According to Top marks? School performance across UK cities, a new briefing by Centre for Cities, only 47% of pupils from all schools in cities with weaker economies achieve at least 5A*-C GCSEs including Maths and English, compared with 59% in the most economically successful cities.
Economically successful cities have been defined by The Centre for Cities’ through its Agenda for Growth research programme as including London, Milton Keynes, Reading and Bristol. The same research named Bolton, Barnsley, Middlesborough, Hull, Blackburn, Birkenhead, Burnley and Stoke as struggling cities.
The new briefing shows that pupils in struggling cities are more likely to go to ‘inadequate’ or ‘satisfactory’ schools. Nearly 40% of schools in struggling cities fell into either of these categories, when they were last inspected, compared to 26% in buoyant cities.
This means that schools in struggling cities are less likely to meet the GCSE floor target set by government of 35% of pupils getting 5 GCSEs A* to C. Just over 1 in 50 schools in economically buoyant cities fail to meet this target.
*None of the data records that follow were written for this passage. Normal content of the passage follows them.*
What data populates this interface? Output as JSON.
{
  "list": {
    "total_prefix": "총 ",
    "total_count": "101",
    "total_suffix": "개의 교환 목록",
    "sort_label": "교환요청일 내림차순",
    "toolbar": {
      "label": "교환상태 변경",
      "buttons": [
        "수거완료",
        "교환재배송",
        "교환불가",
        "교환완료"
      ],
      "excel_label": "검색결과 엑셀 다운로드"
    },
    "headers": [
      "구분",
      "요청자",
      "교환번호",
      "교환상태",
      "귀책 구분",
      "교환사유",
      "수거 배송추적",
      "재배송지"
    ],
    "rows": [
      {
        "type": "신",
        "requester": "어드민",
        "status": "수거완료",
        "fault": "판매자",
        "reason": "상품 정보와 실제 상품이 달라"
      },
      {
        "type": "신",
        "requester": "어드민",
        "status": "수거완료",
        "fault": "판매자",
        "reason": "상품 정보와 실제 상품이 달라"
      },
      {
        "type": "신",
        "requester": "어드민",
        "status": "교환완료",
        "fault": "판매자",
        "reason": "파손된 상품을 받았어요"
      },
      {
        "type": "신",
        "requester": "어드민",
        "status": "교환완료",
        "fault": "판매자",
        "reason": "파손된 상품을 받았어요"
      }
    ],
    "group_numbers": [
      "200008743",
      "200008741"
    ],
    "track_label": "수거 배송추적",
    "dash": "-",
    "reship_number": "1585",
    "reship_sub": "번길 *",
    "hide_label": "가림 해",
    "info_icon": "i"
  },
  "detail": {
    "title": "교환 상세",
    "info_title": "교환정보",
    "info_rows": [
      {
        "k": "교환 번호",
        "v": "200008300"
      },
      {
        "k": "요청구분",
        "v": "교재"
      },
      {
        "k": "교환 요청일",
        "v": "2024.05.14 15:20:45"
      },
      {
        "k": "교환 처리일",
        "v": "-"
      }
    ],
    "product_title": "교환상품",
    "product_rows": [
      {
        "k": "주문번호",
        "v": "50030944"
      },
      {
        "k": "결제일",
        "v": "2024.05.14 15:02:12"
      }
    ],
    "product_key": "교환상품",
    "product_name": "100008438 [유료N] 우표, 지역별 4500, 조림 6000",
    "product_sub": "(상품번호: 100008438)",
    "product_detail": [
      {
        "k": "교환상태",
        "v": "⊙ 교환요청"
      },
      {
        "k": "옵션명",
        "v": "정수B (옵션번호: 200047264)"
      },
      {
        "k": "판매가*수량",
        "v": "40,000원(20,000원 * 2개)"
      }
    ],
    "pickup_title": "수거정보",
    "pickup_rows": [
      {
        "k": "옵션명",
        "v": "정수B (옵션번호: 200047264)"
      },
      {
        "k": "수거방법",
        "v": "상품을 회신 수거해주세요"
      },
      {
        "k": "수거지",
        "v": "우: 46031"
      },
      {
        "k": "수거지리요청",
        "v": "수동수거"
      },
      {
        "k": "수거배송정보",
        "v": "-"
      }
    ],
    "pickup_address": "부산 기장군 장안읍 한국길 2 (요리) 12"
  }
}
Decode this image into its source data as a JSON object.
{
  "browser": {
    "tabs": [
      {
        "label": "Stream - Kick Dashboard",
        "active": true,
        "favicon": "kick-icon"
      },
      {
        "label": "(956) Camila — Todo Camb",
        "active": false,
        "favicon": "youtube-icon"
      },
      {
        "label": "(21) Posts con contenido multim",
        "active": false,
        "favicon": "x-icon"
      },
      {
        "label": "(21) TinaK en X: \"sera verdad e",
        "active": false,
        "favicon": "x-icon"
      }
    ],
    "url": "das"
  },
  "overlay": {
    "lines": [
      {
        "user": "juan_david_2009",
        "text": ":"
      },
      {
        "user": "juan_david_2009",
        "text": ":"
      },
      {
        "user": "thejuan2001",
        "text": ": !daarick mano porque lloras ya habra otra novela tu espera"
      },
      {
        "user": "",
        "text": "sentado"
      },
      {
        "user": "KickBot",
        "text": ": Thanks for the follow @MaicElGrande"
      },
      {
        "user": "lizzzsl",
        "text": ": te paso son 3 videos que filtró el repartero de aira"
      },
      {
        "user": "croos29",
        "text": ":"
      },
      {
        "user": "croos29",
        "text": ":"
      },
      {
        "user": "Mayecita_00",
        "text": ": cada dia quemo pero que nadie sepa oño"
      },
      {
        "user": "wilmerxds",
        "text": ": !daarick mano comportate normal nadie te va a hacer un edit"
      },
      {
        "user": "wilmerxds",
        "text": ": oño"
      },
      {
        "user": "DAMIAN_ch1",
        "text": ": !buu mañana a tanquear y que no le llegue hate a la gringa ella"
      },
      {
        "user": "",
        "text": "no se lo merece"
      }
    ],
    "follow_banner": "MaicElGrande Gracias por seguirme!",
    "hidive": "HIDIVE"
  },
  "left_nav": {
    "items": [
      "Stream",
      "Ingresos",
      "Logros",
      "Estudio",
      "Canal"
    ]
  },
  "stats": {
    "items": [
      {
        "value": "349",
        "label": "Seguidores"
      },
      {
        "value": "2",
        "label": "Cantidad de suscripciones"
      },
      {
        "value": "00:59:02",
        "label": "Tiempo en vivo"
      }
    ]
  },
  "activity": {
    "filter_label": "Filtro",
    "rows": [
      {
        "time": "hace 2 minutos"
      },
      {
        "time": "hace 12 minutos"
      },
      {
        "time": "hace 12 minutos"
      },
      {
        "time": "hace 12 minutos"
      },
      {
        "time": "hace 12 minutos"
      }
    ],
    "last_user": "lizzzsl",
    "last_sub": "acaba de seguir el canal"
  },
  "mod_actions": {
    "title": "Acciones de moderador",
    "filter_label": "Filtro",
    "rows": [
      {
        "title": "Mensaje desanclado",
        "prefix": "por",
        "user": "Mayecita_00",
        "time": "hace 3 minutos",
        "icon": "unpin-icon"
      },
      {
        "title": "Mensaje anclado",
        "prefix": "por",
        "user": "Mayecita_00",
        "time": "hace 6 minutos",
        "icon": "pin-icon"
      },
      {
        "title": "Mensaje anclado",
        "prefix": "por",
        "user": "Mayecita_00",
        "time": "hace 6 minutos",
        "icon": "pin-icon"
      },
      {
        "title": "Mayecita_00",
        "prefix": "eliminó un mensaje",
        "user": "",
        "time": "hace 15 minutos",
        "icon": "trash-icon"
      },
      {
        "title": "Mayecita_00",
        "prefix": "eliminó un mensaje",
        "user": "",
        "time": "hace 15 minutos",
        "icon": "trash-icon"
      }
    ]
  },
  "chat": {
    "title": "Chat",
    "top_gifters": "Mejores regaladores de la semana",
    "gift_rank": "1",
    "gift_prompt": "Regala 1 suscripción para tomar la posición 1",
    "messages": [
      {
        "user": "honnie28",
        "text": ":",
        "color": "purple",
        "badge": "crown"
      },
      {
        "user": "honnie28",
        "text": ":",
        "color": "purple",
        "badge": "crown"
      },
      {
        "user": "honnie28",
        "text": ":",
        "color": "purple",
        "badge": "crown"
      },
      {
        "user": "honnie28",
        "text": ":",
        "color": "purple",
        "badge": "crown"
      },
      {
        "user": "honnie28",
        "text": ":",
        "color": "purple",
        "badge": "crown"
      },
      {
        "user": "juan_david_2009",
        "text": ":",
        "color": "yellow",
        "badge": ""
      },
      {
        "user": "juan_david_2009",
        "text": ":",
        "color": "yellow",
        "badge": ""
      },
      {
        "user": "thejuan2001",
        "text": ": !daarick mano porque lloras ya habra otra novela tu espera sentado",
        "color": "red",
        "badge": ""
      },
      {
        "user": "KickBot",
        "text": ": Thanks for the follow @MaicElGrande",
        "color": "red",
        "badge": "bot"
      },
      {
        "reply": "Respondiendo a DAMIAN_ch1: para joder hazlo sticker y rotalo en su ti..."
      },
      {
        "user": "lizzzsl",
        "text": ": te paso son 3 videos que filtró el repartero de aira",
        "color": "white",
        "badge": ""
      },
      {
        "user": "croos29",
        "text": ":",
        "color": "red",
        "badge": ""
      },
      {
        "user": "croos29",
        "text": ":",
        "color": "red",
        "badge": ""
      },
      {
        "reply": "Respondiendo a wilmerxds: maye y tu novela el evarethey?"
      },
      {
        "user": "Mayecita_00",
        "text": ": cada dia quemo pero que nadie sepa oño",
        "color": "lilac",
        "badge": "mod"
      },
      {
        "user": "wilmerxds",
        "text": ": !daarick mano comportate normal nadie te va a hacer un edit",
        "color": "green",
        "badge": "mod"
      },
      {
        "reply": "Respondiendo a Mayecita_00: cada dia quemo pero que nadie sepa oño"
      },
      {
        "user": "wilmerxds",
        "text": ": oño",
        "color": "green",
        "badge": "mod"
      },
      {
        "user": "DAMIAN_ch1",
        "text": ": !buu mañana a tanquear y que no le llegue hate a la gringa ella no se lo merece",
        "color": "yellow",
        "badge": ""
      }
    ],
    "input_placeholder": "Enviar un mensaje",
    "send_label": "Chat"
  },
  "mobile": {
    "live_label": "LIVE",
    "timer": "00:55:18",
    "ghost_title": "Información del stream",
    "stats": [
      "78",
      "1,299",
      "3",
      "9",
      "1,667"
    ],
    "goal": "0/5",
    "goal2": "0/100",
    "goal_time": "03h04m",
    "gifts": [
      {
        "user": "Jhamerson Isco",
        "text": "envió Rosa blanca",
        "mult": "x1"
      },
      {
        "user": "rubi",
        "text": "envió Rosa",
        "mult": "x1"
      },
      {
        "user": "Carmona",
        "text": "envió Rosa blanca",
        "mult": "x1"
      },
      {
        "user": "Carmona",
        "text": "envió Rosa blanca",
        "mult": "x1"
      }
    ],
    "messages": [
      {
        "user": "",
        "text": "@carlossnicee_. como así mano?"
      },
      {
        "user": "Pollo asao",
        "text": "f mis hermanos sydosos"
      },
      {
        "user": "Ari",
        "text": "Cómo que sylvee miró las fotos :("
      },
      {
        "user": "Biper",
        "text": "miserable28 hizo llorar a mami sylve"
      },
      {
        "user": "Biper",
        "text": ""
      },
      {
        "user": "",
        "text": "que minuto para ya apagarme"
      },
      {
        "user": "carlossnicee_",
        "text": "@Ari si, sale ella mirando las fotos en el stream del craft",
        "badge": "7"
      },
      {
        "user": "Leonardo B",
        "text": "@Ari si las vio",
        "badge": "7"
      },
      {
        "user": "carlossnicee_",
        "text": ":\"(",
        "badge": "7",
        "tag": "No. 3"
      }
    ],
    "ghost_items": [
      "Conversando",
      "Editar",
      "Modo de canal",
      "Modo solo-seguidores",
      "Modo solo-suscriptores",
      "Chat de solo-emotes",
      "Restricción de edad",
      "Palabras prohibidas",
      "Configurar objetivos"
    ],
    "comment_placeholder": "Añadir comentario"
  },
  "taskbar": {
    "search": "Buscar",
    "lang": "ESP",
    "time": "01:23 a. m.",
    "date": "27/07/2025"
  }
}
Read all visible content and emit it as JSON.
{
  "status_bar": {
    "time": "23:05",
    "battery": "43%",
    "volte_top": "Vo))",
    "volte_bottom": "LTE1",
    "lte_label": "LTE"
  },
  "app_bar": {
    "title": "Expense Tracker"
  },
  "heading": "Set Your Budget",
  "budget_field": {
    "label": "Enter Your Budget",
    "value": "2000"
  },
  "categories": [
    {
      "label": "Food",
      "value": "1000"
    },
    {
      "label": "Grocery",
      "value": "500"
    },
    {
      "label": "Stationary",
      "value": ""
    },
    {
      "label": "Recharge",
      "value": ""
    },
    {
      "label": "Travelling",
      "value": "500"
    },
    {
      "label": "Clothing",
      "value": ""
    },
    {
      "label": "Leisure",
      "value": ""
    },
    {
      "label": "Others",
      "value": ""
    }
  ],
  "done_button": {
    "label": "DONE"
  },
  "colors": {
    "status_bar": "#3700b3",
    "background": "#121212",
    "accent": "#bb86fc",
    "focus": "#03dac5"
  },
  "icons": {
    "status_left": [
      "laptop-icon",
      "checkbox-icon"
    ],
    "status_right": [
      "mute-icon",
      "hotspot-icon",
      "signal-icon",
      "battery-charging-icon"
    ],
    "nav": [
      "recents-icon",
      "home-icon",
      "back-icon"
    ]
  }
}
This figure rises to 1 in 10 schools in struggling cities. If the GCSE-based benchmark is raised to 50% in 2015, as the Government has suggested recently, then by today’s standards nearly 40% of schools in struggling cities would fail to meet the floor target.
Achievement of skills in Maths and English are critical for young people’s own future prospects, says the briefing, but also for the success of the local labour market they will enter. The government must therefore focus on improving standards of GCSE English and Maths attainment as a priority.
While pupil background is a strong determinant of educational attainment evidence from schools in London clearly demonstrates that disadvantage can be overcome. More than 47 percent of pupils from disadvantaged backgrounds in London achieve at least five A*-C GCSEs (or equivalents) including Maths and English, compared with 35 percent nationally.
“The government must address this issue as a priority” says Alexandra Jones, Chief Executive of Centre for Cities. “Far greater emphasis must be placed on supporting children to secure A* to C grades in GCSE Maths and English in particular; these are the qualifications that we know employers look for. There should also be greater focus on ‘place’ when looking at how to improve school performance. Policies such as the London Challenge, bringing in experts to help schools improve their performance within a local area, are an example of how to make a difference.”